The Legend of ABM by Angry Blackmen

Chicago duo Quentin Branch and Brian Warren had been sharpening their blades since 2017, but The Legend of ABM feels like the moment the sword finally swung. Released on January 26, 2024, this 11-track, debut full-length is less an album than a controlled detonation: industrial hip-hop forged in the crucible of late-capitalist dread, personal trauma, and unapologetic Black rage. Produced entirely by Formants (Derek Allen), the beats are vicious—metallic snares that slice like box cutters, 808s that land like meteor strikes, and dystopian drones that recall Nine Inch Nails and Public Enemy run through a broken distortion pedal. Nothing here is pretty. Everything is necessary.

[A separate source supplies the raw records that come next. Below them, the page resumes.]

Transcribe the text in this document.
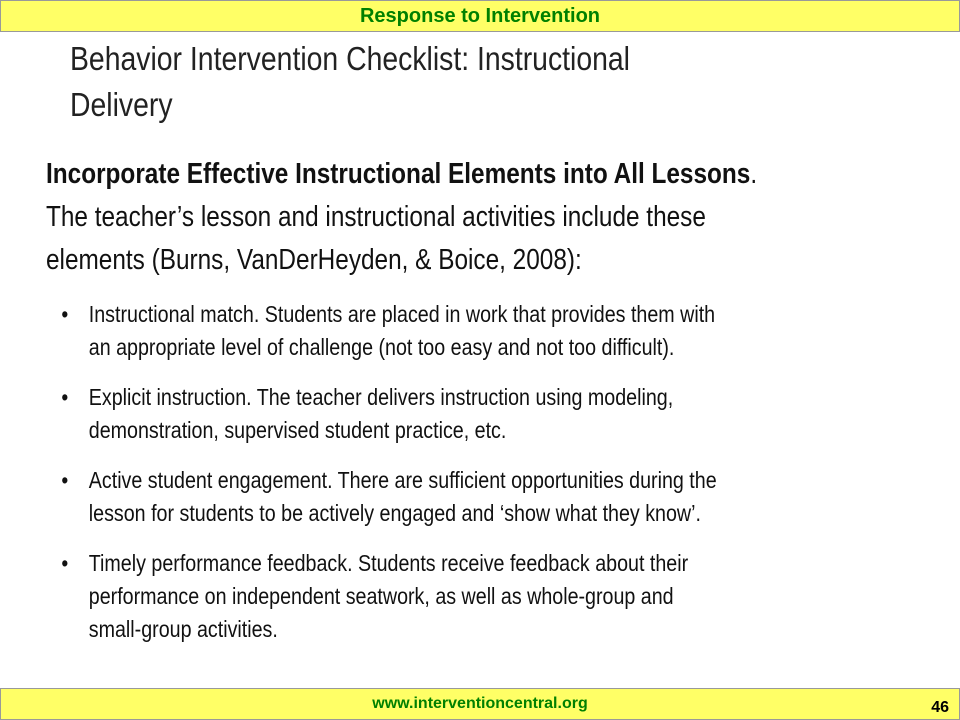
Response to Intervention
Behavior Intervention Checklist: Instructional
Delivery
Incorporate Effective Instructional Elements into All Lessons.
The teacher’s lesson and instructional activities include these
elements (Burns, VanDerHeyden, & Boice, 2008):
• Instructional match. Students are placed in work that provides them with
an appropriate level of challenge (not too easy and not too difficult).
• Explicit instruction. The teacher delivers instruction using modeling,
demonstration, supervised student practice, etc.
• Active student engagement. There are sufficient opportunities during the
lesson for students to be actively engaged and ‘show what they know’.
• Timely performance feedback. Students receive feedback about their
performance on independent seatwork, as well as whole-group and
small-group activities.
www.interventioncentral.org	46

From the opening triplets of “Stanley Kubrick,” the chemistry between Branch’s barked directness and Warren’s elastic, melodic frenzy is electric. They trade bars like two men who’ve survived the same war and are now comparing scars. “FNA” rides blown-out bass and economic exhaustion (“My tank stay on E from this fucked-up economy”), while “GRIND” flips MF DOOM-style wordplay into a hustler’s manifesto. The emotional core hits hardest on solo cuts: Branch’s “Suicidal Tendencies” stares down alcoholism, a near-fatal car crash, and Kurt Cobain fantasies with terrifying clarity; Warren’s feature on “Amor Propio” (with Nordra) wrestles the daily war of self-love under systemic pressure.

Guest spots amplify the menace—Fatboi Sharif’s ghostly verse on “Dead Men Tell No Lies” turns the track into an end-times dirge, Skech185 roasts industry trauma on “Outsiders,” and Abbie from Mars closes the epic “Magnum Opus” with haunting beauty. The sequencing is deliberate: the album spirals deeper and darker, mirroring the artists’ stated goal of dragging listeners into the rabbit hole of existentialism and survival.

What elevates The Legend of ABM beyond noise-rap shock tactics is its vulnerability. These aren’t just angry Black men; they’re exhausted, reflective, and painfully human, documenting depression, generational wounds, and the quiet heroism of simply waking up in a pre-apocalyptic North America. It’s abrasive, yes—meant to “snap your spine in half,” per their own Bandcamp notes—but the lyricism remains poetic, accessible, and disarmingly honest.

In a year that was overloaded with polished rap product, Angry Blackmen offered something rarer: a record that sounded like the world actually felt at that moment. Brutal, cathartic, and oddly hopeful in its refusal to flinch. If you can survive the volume, The Legend of ABM rewards you with the rarest commodity in music—truth.